A decade of CAR-T cell therapy

T cells are white blood cells with a vital role in our immune system. They host proteins called T cell receptors on their surface, and as the T cells circulate the body, these receptors recognise antigens on abnormal or infected cells. Then, depending on the type of T cells they are, they either destroy the damaged cells themselves or stimulate the other white blood cells around them to do so. A chimeric antigen receptor (CAR) is a genetically modified version of the T cell receptor that recognises specific antigens on a particular type of diseased cell. 

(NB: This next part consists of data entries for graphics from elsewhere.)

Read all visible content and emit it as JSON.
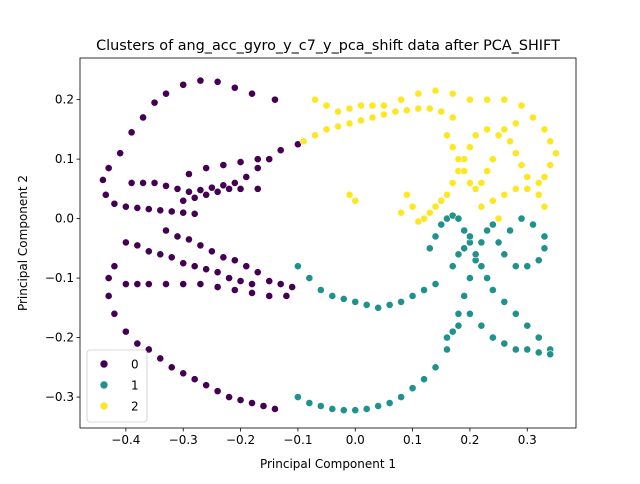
{
  "chart_data": {
    "type": "scatter",
    "title": "Clusters of ang_acc_gyro_y_c7_y_pca_shift data after PCA_SHIFT",
    "xlabel": "Principal Component 1",
    "ylabel": "Principal Component 2",
    "xlim": [
      -0.48,
      0.385
    ],
    "ylim": [
      -0.352,
      0.27
    ],
    "xticks": [
      -0.4,
      -0.3,
      -0.2,
      -0.1,
      0.0,
      0.1,
      0.2,
      0.3
    ],
    "xtick_labels": [
      "−0.4",
      "−0.3",
      "−0.2",
      "−0.1",
      "0.0",
      "0.1",
      "0.2",
      "0.3"
    ],
    "yticks": [
      -0.3,
      -0.2,
      -0.1,
      0.0,
      0.1,
      0.2
    ],
    "ytick_labels": [
      "−0.3",
      "−0.2",
      "−0.1",
      "0.0",
      "0.1",
      "0.2"
    ],
    "grid": false,
    "legend": {
      "placement": "lower-left",
      "entries": [
        "0",
        "1",
        "2"
      ]
    },
    "series": [
      {
        "name": "0",
        "color": "#440154",
        "points": [
          [
            -0.35,
            0.195
          ],
          [
            -0.33,
            0.21
          ],
          [
            -0.3,
            0.225
          ],
          [
            -0.27,
            0.232
          ],
          [
            -0.24,
            0.23
          ],
          [
            -0.21,
            0.22
          ],
          [
            -0.18,
            0.21
          ],
          [
            -0.14,
            0.2
          ],
          [
            -0.37,
            0.17
          ],
          [
            -0.39,
            0.145
          ],
          [
            -0.41,
            0.11
          ],
          [
            -0.43,
            0.085
          ],
          [
            -0.44,
            0.065
          ],
          [
            -0.435,
            0.04
          ],
          [
            -0.42,
            0.025
          ],
          [
            -0.4,
            0.02
          ],
          [
            -0.38,
            0.018
          ],
          [
            -0.36,
            0.016
          ],
          [
            -0.34,
            0.014
          ],
          [
            -0.32,
            0.012
          ],
          [
            -0.3,
            0.01
          ],
          [
            -0.28,
            0.008
          ],
          [
            -0.39,
            0.06
          ],
          [
            -0.37,
            0.06
          ],
          [
            -0.35,
            0.06
          ],
          [
            -0.33,
            0.055
          ],
          [
            -0.31,
            0.05
          ],
          [
            -0.29,
            0.045
          ],
          [
            -0.27,
            0.048
          ],
          [
            -0.25,
            0.052
          ],
          [
            -0.23,
            0.056
          ],
          [
            -0.21,
            0.06
          ],
          [
            -0.19,
            0.07
          ],
          [
            -0.17,
            0.085
          ],
          [
            -0.15,
            0.1
          ],
          [
            -0.13,
            0.115
          ],
          [
            -0.1,
            0.125
          ],
          [
            -0.29,
            0.075
          ],
          [
            -0.26,
            0.085
          ],
          [
            -0.23,
            0.09
          ],
          [
            -0.2,
            0.095
          ],
          [
            -0.17,
            0.1
          ],
          [
            -0.3,
            0.03
          ],
          [
            -0.28,
            0.035
          ],
          [
            -0.26,
            0.04
          ],
          [
            -0.24,
            0.045
          ],
          [
            -0.22,
            0.05
          ],
          [
            -0.2,
            0.05
          ],
          [
            -0.17,
            0.05
          ],
          [
            -0.33,
            -0.02
          ],
          [
            -0.31,
            -0.03
          ],
          [
            -0.29,
            -0.035
          ],
          [
            -0.27,
            -0.045
          ],
          [
            -0.25,
            -0.055
          ],
          [
            -0.23,
            -0.065
          ],
          [
            -0.21,
            -0.07
          ],
          [
            -0.19,
            -0.08
          ],
          [
            -0.17,
            -0.09
          ],
          [
            -0.15,
            -0.105
          ],
          [
            -0.13,
            -0.11
          ],
          [
            -0.11,
            -0.115
          ],
          [
            -0.4,
            -0.04
          ],
          [
            -0.38,
            -0.045
          ],
          [
            -0.36,
            -0.055
          ],
          [
            -0.34,
            -0.06
          ],
          [
            -0.32,
            -0.065
          ],
          [
            -0.3,
            -0.075
          ],
          [
            -0.28,
            -0.08
          ],
          [
            -0.26,
            -0.085
          ],
          [
            -0.24,
            -0.09
          ],
          [
            -0.22,
            -0.1
          ],
          [
            -0.2,
            -0.105
          ],
          [
            -0.18,
            -0.11
          ],
          [
            -0.42,
            -0.08
          ],
          [
            -0.43,
            -0.1
          ],
          [
            -0.43,
            -0.13
          ],
          [
            -0.42,
            -0.16
          ],
          [
            -0.4,
            -0.19
          ],
          [
            -0.38,
            -0.21
          ],
          [
            -0.36,
            -0.22
          ],
          [
            -0.34,
            -0.235
          ],
          [
            -0.32,
            -0.25
          ],
          [
            -0.3,
            -0.26
          ],
          [
            -0.28,
            -0.27
          ],
          [
            -0.26,
            -0.28
          ],
          [
            -0.24,
            -0.29
          ],
          [
            -0.22,
            -0.3
          ],
          [
            -0.2,
            -0.305
          ],
          [
            -0.18,
            -0.31
          ],
          [
            -0.16,
            -0.315
          ],
          [
            -0.14,
            -0.32
          ],
          [
            -0.4,
            -0.11
          ],
          [
            -0.38,
            -0.11
          ],
          [
            -0.36,
            -0.11
          ],
          [
            -0.33,
            -0.11
          ],
          [
            -0.3,
            -0.11
          ],
          [
            -0.27,
            -0.11
          ],
          [
            -0.24,
            -0.115
          ],
          [
            -0.21,
            -0.12
          ],
          [
            -0.18,
            -0.125
          ],
          [
            -0.15,
            -0.13
          ],
          [
            -0.12,
            -0.13
          ]
        ]
      },
      {
        "name": "1",
        "color": "#21918c",
        "points": [
          [
            -0.1,
            -0.3
          ],
          [
            -0.08,
            -0.31
          ],
          [
            -0.06,
            -0.315
          ],
          [
            -0.04,
            -0.32
          ],
          [
            -0.02,
            -0.322
          ],
          [
            0.0,
            -0.322
          ],
          [
            0.02,
            -0.32
          ],
          [
            0.04,
            -0.315
          ],
          [
            0.06,
            -0.31
          ],
          [
            0.08,
            -0.3
          ],
          [
            0.1,
            -0.285
          ],
          [
            0.12,
            -0.27
          ],
          [
            0.14,
            -0.25
          ],
          [
            0.16,
            -0.22
          ],
          [
            0.17,
            -0.19
          ],
          [
            0.18,
            -0.16
          ],
          [
            0.19,
            -0.13
          ],
          [
            0.2,
            -0.1
          ],
          [
            0.21,
            -0.07
          ],
          [
            0.22,
            -0.04
          ],
          [
            0.23,
            -0.02
          ],
          [
            0.24,
            -0.01
          ],
          [
            -0.1,
            -0.08
          ],
          [
            -0.08,
            -0.1
          ],
          [
            -0.06,
            -0.12
          ],
          [
            -0.04,
            -0.13
          ],
          [
            -0.02,
            -0.135
          ],
          [
            0.0,
            -0.14
          ],
          [
            0.02,
            -0.145
          ],
          [
            0.04,
            -0.15
          ],
          [
            0.06,
            -0.145
          ],
          [
            0.08,
            -0.14
          ],
          [
            0.1,
            -0.13
          ],
          [
            0.12,
            -0.12
          ],
          [
            0.14,
            -0.11
          ],
          [
            0.13,
            -0.05
          ],
          [
            0.14,
            -0.03
          ],
          [
            0.15,
            -0.01
          ],
          [
            0.16,
            0.0
          ],
          [
            0.17,
            0.005
          ],
          [
            0.18,
            0.0
          ],
          [
            0.19,
            -0.02
          ],
          [
            0.2,
            -0.04
          ],
          [
            0.21,
            -0.06
          ],
          [
            0.22,
            -0.08
          ],
          [
            0.23,
            -0.1
          ],
          [
            0.24,
            -0.12
          ],
          [
            0.26,
            -0.14
          ],
          [
            0.28,
            -0.16
          ],
          [
            0.3,
            -0.18
          ],
          [
            0.32,
            -0.2
          ],
          [
            0.34,
            -0.22
          ],
          [
            0.33,
            -0.05
          ],
          [
            0.32,
            -0.07
          ],
          [
            0.3,
            -0.08
          ],
          [
            0.28,
            -0.08
          ],
          [
            0.26,
            -0.06
          ],
          [
            0.25,
            -0.04
          ],
          [
            0.27,
            -0.02
          ],
          [
            0.29,
            0.0
          ],
          [
            0.31,
            -0.01
          ],
          [
            0.33,
            -0.03
          ],
          [
            0.17,
            -0.08
          ],
          [
            0.18,
            -0.06
          ],
          [
            0.19,
            -0.05
          ],
          [
            0.2,
            -0.03
          ],
          [
            0.16,
            -0.2
          ],
          [
            0.18,
            -0.18
          ],
          [
            0.2,
            -0.16
          ],
          [
            0.22,
            -0.18
          ],
          [
            0.24,
            -0.2
          ],
          [
            0.26,
            -0.21
          ],
          [
            0.28,
            -0.22
          ],
          [
            0.3,
            -0.22
          ],
          [
            0.32,
            -0.225
          ],
          [
            0.34,
            -0.228
          ]
        ]
      },
      {
        "name": "2",
        "color": "#fde725",
        "points": [
          [
            -0.09,
            0.13
          ],
          [
            -0.07,
            0.14
          ],
          [
            -0.05,
            0.15
          ],
          [
            -0.03,
            0.155
          ],
          [
            -0.01,
            0.16
          ],
          [
            0.01,
            0.165
          ],
          [
            0.03,
            0.17
          ],
          [
            0.05,
            0.175
          ],
          [
            0.07,
            0.18
          ],
          [
            0.09,
            0.182
          ],
          [
            0.11,
            0.185
          ],
          [
            0.13,
            0.185
          ],
          [
            0.15,
            0.18
          ],
          [
            0.17,
            0.17
          ],
          [
            -0.07,
            0.2
          ],
          [
            -0.05,
            0.19
          ],
          [
            -0.03,
            0.18
          ],
          [
            -0.01,
            0.185
          ],
          [
            0.01,
            0.19
          ],
          [
            0.03,
            0.19
          ],
          [
            0.05,
            0.19
          ],
          [
            0.08,
            0.2
          ],
          [
            0.11,
            0.21
          ],
          [
            0.14,
            0.215
          ],
          [
            0.17,
            0.21
          ],
          [
            0.2,
            0.2
          ],
          [
            0.23,
            0.2
          ],
          [
            0.26,
            0.2
          ],
          [
            0.29,
            0.19
          ],
          [
            0.31,
            0.17
          ],
          [
            0.33,
            0.15
          ],
          [
            0.34,
            0.13
          ],
          [
            0.35,
            0.11
          ],
          [
            0.34,
            0.09
          ],
          [
            0.33,
            0.07
          ],
          [
            0.32,
            0.06
          ],
          [
            0.3,
            0.07
          ],
          [
            0.29,
            0.09
          ],
          [
            0.28,
            0.11
          ],
          [
            0.27,
            0.13
          ],
          [
            0.25,
            0.14
          ],
          [
            0.23,
            0.15
          ],
          [
            0.21,
            0.14
          ],
          [
            0.2,
            0.12
          ],
          [
            0.19,
            0.1
          ],
          [
            0.18,
            0.08
          ],
          [
            0.17,
            0.06
          ],
          [
            0.16,
            0.04
          ],
          [
            0.15,
            0.03
          ],
          [
            0.14,
            0.02
          ],
          [
            0.13,
            0.01
          ],
          [
            0.12,
            0.0
          ],
          [
            0.11,
            -0.005
          ],
          [
            0.16,
            0.14
          ],
          [
            0.17,
            0.12
          ],
          [
            0.18,
            0.1
          ],
          [
            0.19,
            0.08
          ],
          [
            0.2,
            0.06
          ],
          [
            0.21,
            0.05
          ],
          [
            0.22,
            0.06
          ],
          [
            0.23,
            0.08
          ],
          [
            0.24,
            0.1
          ],
          [
            0.22,
            0.02
          ],
          [
            0.24,
            0.03
          ],
          [
            0.26,
            0.04
          ],
          [
            0.28,
            0.05
          ],
          [
            0.3,
            0.05
          ],
          [
            0.32,
            0.04
          ],
          [
            0.33,
            0.02
          ],
          [
            -0.01,
            0.04
          ],
          [
            0.0,
            0.03
          ],
          [
            0.09,
            0.04
          ],
          [
            0.1,
            0.02
          ],
          [
            0.08,
            0.01
          ],
          [
            0.25,
            0.0
          ],
          [
            0.26,
            0.15
          ],
          [
            0.28,
            0.16
          ]
        ]
      }
    ]
  }
}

T cells are harvested from a patient’s blood by passing it through a machine that separates blood into its various components. The rest of the blood is then returned to the patient. The T cells are then sent to a centralised manufacturing facility where their genetic material is modified. A lentiviral or retroviral vector delivers the new genetic information to the T cell by attaching itself to the cell surface and injecting RNA into its cytoplasm. This genetic information is essentially the recipe needed to produce the CAR. The genetic recipe is then incorporated into the T cell’s genome, so the protein it codes for (the CAR) is synthesised and expressed on the surface of the T cell. The CAR-T cells are then multiplied, frozen and returned to the hospital for infusion back into the patient. Once in the body, the CAR-T cells seek out and destroy malignant cells that have expressed the target antigen on their surface.